It has been decades since inflation was raised as an election issue. That’s because it has been extremely low for the past 30 years: less than 2 percent since 1991 when the Bank of Canada adopted it as its official target.
But the non-issue also reflected an unwritten agreement among politicians that it was not Parliament’s place to manage monetary policy. Rather, it is better to leave it to the technical experts of the central bank. Indeed, in the 2011 campaign, Conservative leaders (including Stephen Harper and Jim Flaherty) scolded the NDP’s Jack Layton for raising monetary policy as an issue. Flaherty called it “amateur hour.”
However, this time the hands-off approach has been abandoned. Instead, outspoken Conservative MP Pierre Poilievre has been vehemently attacking the Liberal government and the Bank of Canada – accusing the latter of serving as Mr Trudeau’s ATM for funding large pandemic spending. And the official Orthodox campaign has taken up this crusade. Leader Erin O’Toole denounced “Trudeau’s inflation”, blamed the printing of Ottawa money, and pledged to wrestle prices back down.
The latest inflation numbers, released Wednesday by Statistics Canada, are throwing gasoline on this political fire. (Incidentally, gasoline has been the biggest source of higher prices!) Inflation hit 4.1 percent year-on-year in August.
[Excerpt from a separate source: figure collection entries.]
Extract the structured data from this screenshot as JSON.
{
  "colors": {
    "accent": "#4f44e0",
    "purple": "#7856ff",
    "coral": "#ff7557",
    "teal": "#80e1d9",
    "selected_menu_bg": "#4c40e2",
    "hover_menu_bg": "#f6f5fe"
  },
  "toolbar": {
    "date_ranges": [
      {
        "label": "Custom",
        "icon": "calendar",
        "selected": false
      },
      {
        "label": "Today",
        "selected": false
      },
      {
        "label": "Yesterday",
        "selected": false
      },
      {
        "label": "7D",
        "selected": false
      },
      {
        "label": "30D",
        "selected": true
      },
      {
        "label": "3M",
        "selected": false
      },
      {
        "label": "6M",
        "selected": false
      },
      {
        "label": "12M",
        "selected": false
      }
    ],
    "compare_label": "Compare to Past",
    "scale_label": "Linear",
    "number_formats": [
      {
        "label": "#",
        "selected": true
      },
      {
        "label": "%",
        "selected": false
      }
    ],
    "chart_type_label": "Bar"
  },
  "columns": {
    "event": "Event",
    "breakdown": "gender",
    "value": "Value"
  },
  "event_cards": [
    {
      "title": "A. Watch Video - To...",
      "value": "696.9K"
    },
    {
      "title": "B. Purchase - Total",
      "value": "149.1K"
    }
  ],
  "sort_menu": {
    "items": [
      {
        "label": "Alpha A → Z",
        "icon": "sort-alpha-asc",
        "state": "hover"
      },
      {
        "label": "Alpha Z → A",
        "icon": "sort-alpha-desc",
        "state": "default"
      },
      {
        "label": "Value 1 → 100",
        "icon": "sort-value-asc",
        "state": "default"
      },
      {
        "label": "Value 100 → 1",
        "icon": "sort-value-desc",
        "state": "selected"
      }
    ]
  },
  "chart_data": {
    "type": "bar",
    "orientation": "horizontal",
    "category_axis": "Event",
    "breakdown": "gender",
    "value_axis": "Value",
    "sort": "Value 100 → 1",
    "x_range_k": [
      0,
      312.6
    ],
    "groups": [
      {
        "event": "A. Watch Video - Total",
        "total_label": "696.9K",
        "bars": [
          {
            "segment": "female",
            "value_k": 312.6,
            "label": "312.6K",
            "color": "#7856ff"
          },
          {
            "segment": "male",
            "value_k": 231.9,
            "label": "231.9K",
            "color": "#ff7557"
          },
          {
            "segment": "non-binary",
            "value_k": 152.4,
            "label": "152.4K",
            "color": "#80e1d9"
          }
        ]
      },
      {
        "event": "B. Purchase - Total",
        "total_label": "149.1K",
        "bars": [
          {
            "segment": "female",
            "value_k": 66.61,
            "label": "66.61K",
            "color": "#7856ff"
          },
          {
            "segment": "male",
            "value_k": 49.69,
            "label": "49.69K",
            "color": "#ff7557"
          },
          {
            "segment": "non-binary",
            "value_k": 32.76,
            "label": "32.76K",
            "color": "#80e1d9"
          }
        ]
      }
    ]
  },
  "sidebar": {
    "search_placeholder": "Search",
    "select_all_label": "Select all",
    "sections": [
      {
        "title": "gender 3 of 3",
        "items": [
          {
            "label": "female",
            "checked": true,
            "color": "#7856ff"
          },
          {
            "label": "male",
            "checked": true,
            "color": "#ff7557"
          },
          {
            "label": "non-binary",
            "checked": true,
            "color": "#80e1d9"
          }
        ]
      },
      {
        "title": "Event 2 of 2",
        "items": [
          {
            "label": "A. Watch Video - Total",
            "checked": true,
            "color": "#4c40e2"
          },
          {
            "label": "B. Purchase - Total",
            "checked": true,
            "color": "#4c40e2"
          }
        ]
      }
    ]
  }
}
Is this a matter of concern? Let’s look at the math and politics of inflation to see if it’s worth noting – and evaluate the promises of the parties concerned to bring inflation under control.
The best inflation rate is not zero
Economists have learned that a slight inflation lubricates the markets and helps the economy adjust. Our Bank of Canada thinks 2 percent is best. It is a goal, not a maximum. It is as bad when inflation is below target as when it is above – although politicians don’t pay as much attention. In the past decade, inflation in Canada has fallen twice as often as it has risen above the target.
Inflation did not increase as much as it reversed
Much of the current rise in inflation is a statistical fallacy. Prices actually rose more slowly in August than in previous months. But Statistics Canada reports inflation on a year-over-year basis: comparing prices this August to where they were last August.
In addition, consumer prices declined during the first months of last year’s pandemic. Therefore higher inflation in the subsequent 12 months only compensates for weak (or negative) inflation in the previous period. For two full years, inflation was 2.1 percent — almost exactly on target.
reopening after COVID
Some of the price increases we’ve seen for specific products and services (such as restaurants, hotels and some retail) clearly reflect short-term pressure from thousands of businesses reopening simultaneously. We have never experienced a sudden supply disruption of that magnitude, and it should be expected that some temporary disruptions will occur.
Inflation is a Granthshala trend
Countries around the world are experiencing higher prices as companies reopen, consumers spend more, and rebuild supply chains. In the US, inflation is currently 5.3 percent higher than in Canada. However, most economists see this as a sign of recovery and not a coming crisis. And the expectation of financial markets (reflected in bond yields) is that inflation will return to around 2 percent within a year.
Whether inflation is a real problem or not has definitely become an issue in this election campaign. So what are the major parties proposing to do about it?
The Conservatives have emphasized inflation, but curiously, neither “Bank of Canada” nor “monetary policy” even appear in their 86-page forum. The most specific recommendation regarding inflation is to expand access to subsidized mortgage insurance, linking it to home price inflation (liberals have a similar promise). But this can raise home prices, not lower them.
Perhaps it is safe for the party to clarify the specifics of monetary policy – because if conservative threats about cracking down on inflation (and the Bank of Canada) were taken seriously, it would disrupt financial markets and the party’s entire economic narrative. will weaken it. If the O’Toole government did indeed order the Bank of Canada to stop “printing currency” (by undermining its quantitative-easing policy), interest rates would rise, house prices would fall, and bond markets would collapse. will be thrown into confusion. In the US and other countries, even phasing out QE-affected markets are being considered. So in fact, ordering the bank to close could trigger a full-blown crisis.
Other major parties are also mostly silent on monetary policy. Only the NDP also mentioned the Bank of Canada, which it says should help finance climate investments. All three major parties address specific affordability issues – such as the NDP’s pledge to cap cell phone bills, the liberals’ plan to review bank fees or the conservative proposal to invite foreign telecom providers to Canada. All of those measures can be debated, but none will have a measurable effect on overall inflation.
That’s why voters should probably ignore Canada’s rising inflation all summer long. In fact, it refers to Granthshala and macroeconomic factors over which the government has little control. And while critics call it “Trudeau’s inflation” today, it will eventually have to be renamed after the next resident of 24 Sussex Drive.
Jim Stanford is an economist and director of the Vancouver-based Center for Future Work.